The American Journal of Human Biology is a bimonthly, peer-reviewed, internationally circulated journal that publishes reports of original research, theoretical articles and timely reviews, and brief communications in the interdisciplinary field of human biology. As the official journal of the Human Biology Association, the Journal also publishes abstracts of research presented at its annual scientific meeting and book reviews relevant to the field.
The Journal seeks scholarly manuscripts that address all aspects of human biology, health, and disease, particularly those that stress comparative, developmental, ecological, or evolutionary perspectives. The transdisciplinary areas covered in the Journal include, but are not limited to, epidemiology, genetic variation, population biology and demography, physiology, anatomy, nutrition, growth and aging, physical performance, physical activity and fitness, ecology, and evolution, along with their interactions.
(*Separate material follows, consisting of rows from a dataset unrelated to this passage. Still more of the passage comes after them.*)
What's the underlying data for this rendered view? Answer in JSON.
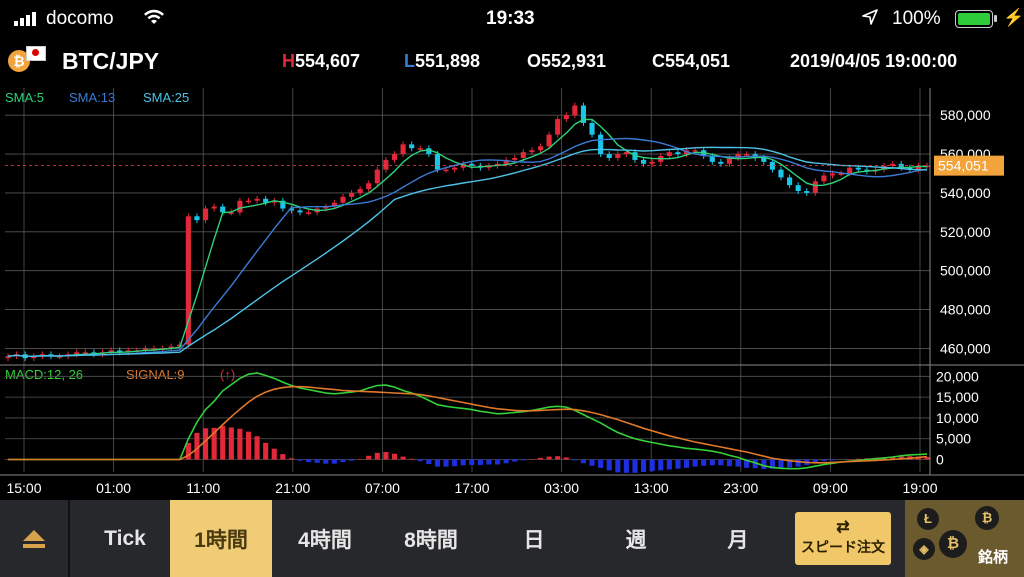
{
  "status": {
    "carrier": "docomo",
    "time": "19:33",
    "battery": "100%"
  },
  "header": {
    "pair": "BTC/JPY",
    "coin_symbol": "₿",
    "high": "H554,607",
    "low": "L551,898",
    "open": "O552,931",
    "close": "C554,051",
    "datetime": "2019/04/05  19:00:00"
  },
  "legend": {
    "sma5": "SMA:5",
    "sma13": "SMA:13",
    "sma25": "SMA:25",
    "macd": "MACD:12, 26",
    "signal": "SIGNAL:9",
    "arrow": "(↑)"
  },
  "price_axis": [
    "580,000",
    "560,000",
    "540,000",
    "520,000",
    "500,000",
    "480,000",
    "460,000"
  ],
  "current_price": "554,051",
  "macd_axis": [
    "20,000",
    "15,000",
    "10,000",
    "5,000",
    "0"
  ],
  "time_axis": [
    "15:00",
    "01:00",
    "11:00",
    "21:00",
    "07:00",
    "17:00",
    "03:00",
    "13:00",
    "23:00",
    "09:00",
    "19:00"
  ],
  "tabs": {
    "tick": "Tick",
    "h1": "1時間",
    "h4": "4時間",
    "h8": "8時間",
    "day": "日",
    "week": "週",
    "month": "月",
    "speed_order": "スピード注文",
    "brand": "銘柄"
  },
  "colors": {
    "up": "#e3283a",
    "down": "#1ac6e8",
    "sma5": "#2dd27a",
    "sma13": "#3a7bd5",
    "sma25": "#4cc3e6",
    "macd": "#32d23a",
    "signal": "#e0782a",
    "price_tag": "#f2a33a",
    "active_tab": "#f0cc76"
  },
  "chart_data": {
    "type": "line",
    "price_range": [
      452000,
      594000
    ],
    "close": [
      456000,
      457000,
      455000,
      456000,
      457000,
      456000,
      456000,
      457000,
      458000,
      458000,
      457000,
      458000,
      459000,
      458000,
      459000,
      459000,
      460000,
      460000,
      460000,
      461000,
      462000,
      528000,
      526000,
      532000,
      533000,
      530000,
      530000,
      536000,
      536000,
      537000,
      535000,
      536000,
      532000,
      531000,
      530000,
      530000,
      532000,
      533000,
      535000,
      538000,
      540000,
      542000,
      545000,
      552000,
      557000,
      560000,
      565000,
      563000,
      563000,
      560000,
      552000,
      552000,
      553000,
      555000,
      554000,
      553000,
      554000,
      555000,
      557000,
      558000,
      561000,
      562000,
      564000,
      570000,
      578000,
      580000,
      585000,
      576000,
      570000,
      560000,
      558000,
      560000,
      561000,
      557000,
      555000,
      556000,
      559000,
      561000,
      560000,
      562000,
      562000,
      559000,
      556000,
      555000,
      558000,
      560000,
      560000,
      558000,
      556000,
      552000,
      548000,
      544000,
      541000,
      540000,
      546000,
      549000,
      550000,
      550000,
      553000,
      552000,
      551000,
      552000,
      554000,
      555000,
      553000,
      552000,
      554000,
      554051
    ],
    "sma5_note": "computed from close",
    "macd": [
      0,
      0,
      0,
      0,
      0,
      0,
      0,
      0,
      0,
      0,
      0,
      0,
      0,
      0,
      0,
      0,
      0,
      0,
      0,
      0,
      0,
      5000,
      9000,
      12000,
      14000,
      16500,
      18000,
      19500,
      20500,
      20800,
      20200,
      19500,
      18600,
      17800,
      17200,
      16800,
      16400,
      16000,
      15800,
      16000,
      16200,
      16500,
      17200,
      17800,
      17900,
      17400,
      16600,
      16000,
      15200,
      14200,
      13200,
      12800,
      12500,
      12300,
      12000,
      11600,
      11300,
      11000,
      11100,
      11300,
      11500,
      11800,
      12200,
      12600,
      12800,
      12600,
      11800,
      10800,
      9800,
      8800,
      7600,
      6500,
      5700,
      5000,
      4500,
      4100,
      3700,
      3300,
      3000,
      2700,
      2500,
      2300,
      2000,
      1600,
      1000,
      500,
      -200,
      -800,
      -1500,
      -1900,
      -2100,
      -2200,
      -2200,
      -2000,
      -1600,
      -1200,
      -900,
      -600,
      -400,
      -200,
      0,
      200,
      400,
      600,
      900,
      1100,
      1200,
      1300
    ],
    "signal": [
      0,
      0,
      0,
      0,
      0,
      0,
      0,
      0,
      0,
      0,
      0,
      0,
      0,
      0,
      0,
      0,
      0,
      0,
      0,
      0,
      0,
      1000,
      2600,
      4500,
      6400,
      8400,
      10300,
      12100,
      13800,
      15200,
      16200,
      16900,
      17300,
      17500,
      17500,
      17400,
      17200,
      17000,
      16800,
      16600,
      16500,
      16400,
      16300,
      16200,
      16100,
      16000,
      15900,
      15800,
      15600,
      15300,
      14900,
      14500,
      14100,
      13700,
      13300,
      12900,
      12500,
      12200,
      12000,
      11800,
      11700,
      11700,
      11800,
      11900,
      12000,
      12100,
      12000,
      11700,
      11300,
      10800,
      10200,
      9600,
      8900,
      8200,
      7500,
      6900,
      6300,
      5700,
      5200,
      4700,
      4200,
      3800,
      3400,
      3000,
      2600,
      2200,
      1800,
      1300,
      800,
      300,
      0,
      -300,
      -500,
      -700,
      -800,
      -800,
      -700,
      -600,
      -500,
      -400,
      -300,
      -200,
      -100,
      0,
      200,
      300,
      500,
      700
    ],
    "x_axis_labels": [
      "15:00",
      "01:00",
      "11:00",
      "21:00",
      "07:00",
      "17:00",
      "03:00",
      "13:00",
      "23:00",
      "09:00",
      "19:00"
    ],
    "y_axis_labels": [
      "580,000",
      "560,000",
      "540,000",
      "520,000",
      "500,000",
      "480,000",
      "460,000"
    ],
    "macd_range": [
      -3000,
      22000
    ]
  }
}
The Journal publishes basic, applied, and methodologically oriented research from all areas, including measurement, analytical techniques and strategies, and computer applications in human biology.
Like many other biologically oriented disciplines, the field of human biology has undergone considerable growth and diversification in recent years, and the expansion of the aims and scope of the Journal is a reflection of this growth and membership diversification.
The Journal is committed to prompt review, and priority publication is given to manuscripts with novel or timely findings, and to manuscripts of unusual interest.